DJ-1 Protects Breast Cancer Cells Against 2'-Benzoyloxycinnamaldehyde-induced Oxidative Stress Independent of Nrf2.

2'-Benzoyloxycinnamaldehyde (BCA) is a promising antitumor agent. BCA effectively inhibited proliferation of MDA-MB-435 more than in MCF-7 breast cancer cells. Our recent findings showed that DJ-1 protects MCF7 cells from BCA-induced oxidative stress via its mitochondrial translocation and inhibition of the mitochondrial perturbation (Ismail et al., 2012).
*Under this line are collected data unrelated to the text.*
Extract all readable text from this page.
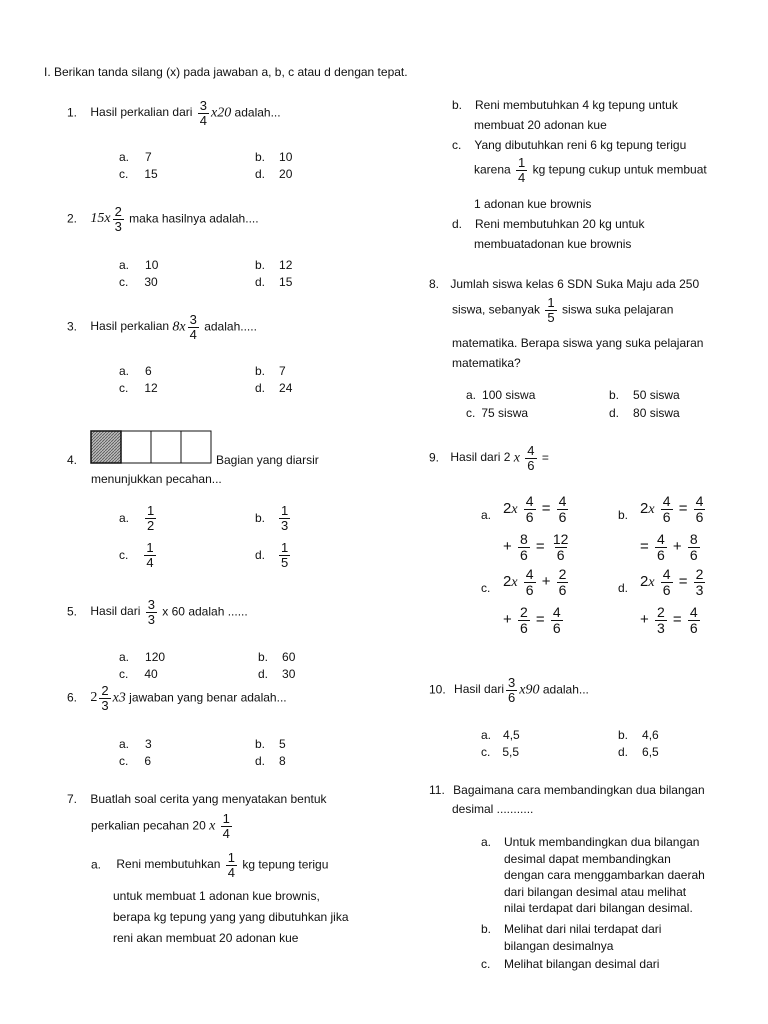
I. Berikan tanda silang (x) pada jawaban a, b, c atau d dengan tepat.
1. Hasil perkalian dari $\frac{3}{4} x20$ adalah...
a. 7	b. 10
c. 15	d. 20
2. $15x \frac{2}{3}$ maka hasilnya adalah....
a. 10	b. 12
c. 30	d. 15
3. Hasil perkalian $8x \frac{3}{4}$ adalah.....
a. 6	b. 7
c. 12	d. 24
4.	Bagian yang diarsir
menunjukkan pecahan...
a. $\frac{1}{2}$	b. $\frac{1}{3}$
c. $\frac{1}{4}$	d. $\frac{1}{5}$
5. Hasil dari $\frac{3}{3}$ x 60 adalah ......
a. 120	b. 60
c. 40	d. 30
6. $2 \frac{2}{3} x3$ jawaban yang benar adalah...
a. 3	b. 5
c. 6	d. 8
7. Buatlah soal cerita yang menyatakan bentuk
perkalian pecahan 20 x $\frac{1}{4}$
a. Reni membutuhkan $\frac{1}{4}$ kg tepung terigu
untuk membuat 1 adonan kue brownis,
berapa kg tepung yang yang dibutuhkan jika
reni akan membuat 20 adonan kue
b. Reni membutuhkan 4 kg tepung untuk
membuat 20 adonan kue
c. Yang dibutuhkan reni 6 kg tepung terigu
karena $\frac{1}{4}$ kg tepung cukup untuk membuat
1 adonan kue brownis
d. Reni membutuhkan 20 kg untuk
membuatadonan kue brownis
8. Jumlah siswa kelas 6 SDN Suka Maju ada 250
siswa, sebanyak $\frac{1}{5}$ siswa suka pelajaran
matematika. Berapa siswa yang suka pelajaran
matematika?
a. 100 siswa	b. 50 siswa
c. 75 siswa	d. 80 siswa
9. Hasil dari 2 x $\frac{4}{6}$ =
a. $2x \frac{4}{6} = \frac{4}{6}$
+ $\frac{8}{6} = \frac{12}{6}$
b. $2x \frac{4}{6} = \frac{4}{6}$
= $\frac{4}{6} + \frac{8}{6}$
c. $2x \frac{4}{6} + \frac{2}{6}$
+ $\frac{2}{6} = \frac{4}{6}$
d. $2x \frac{4}{6} = \frac{2}{3}$
+ $\frac{2}{3} = \frac{4}{6}$
10. Hasil dari $\frac{3}{6} x90$ adalah...
a. 4,5	b. 4,6
c. 5,5	d. 6,5
11. Bagaimana cara membandingkan dua bilangan
desimal ...........
a. Untuk membandingkan dua bilangan
desimal dapat membandingkan
dengan cara menggambarkan daerah
dari bilangan desimal atau melihat
nilai terdapat dari bilangan desimal.
b. Melihat dari nilai terdapat dari
bilangan desimalnya
c. Melihat bilangan desimal dari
In this study, we addressed the question of whether Nrf2 works downstream to DJ-1 in mediating differential antiproliferation effects in MCF-7 and MDAMB-435 breast cancer cells induced by BCA treatment. BCA upregulated the expression and induced nuclear translocalization of DJ-1 and Nrf2 in only MCF-7 cells. However, in MDA-MB-435, BCA increased only Nrf2 expression without inducing DJ-1 and/or Nrf2 protein translocalization to the nucleus. Furthermore, DJ-1 knockdown decreased DJ-1 expression in both cells without affecting Nrf2 and its downstream target γ-GCS, suggesting that DJ-1-induced cell protection and works independent of Nrf2 signaling pathway.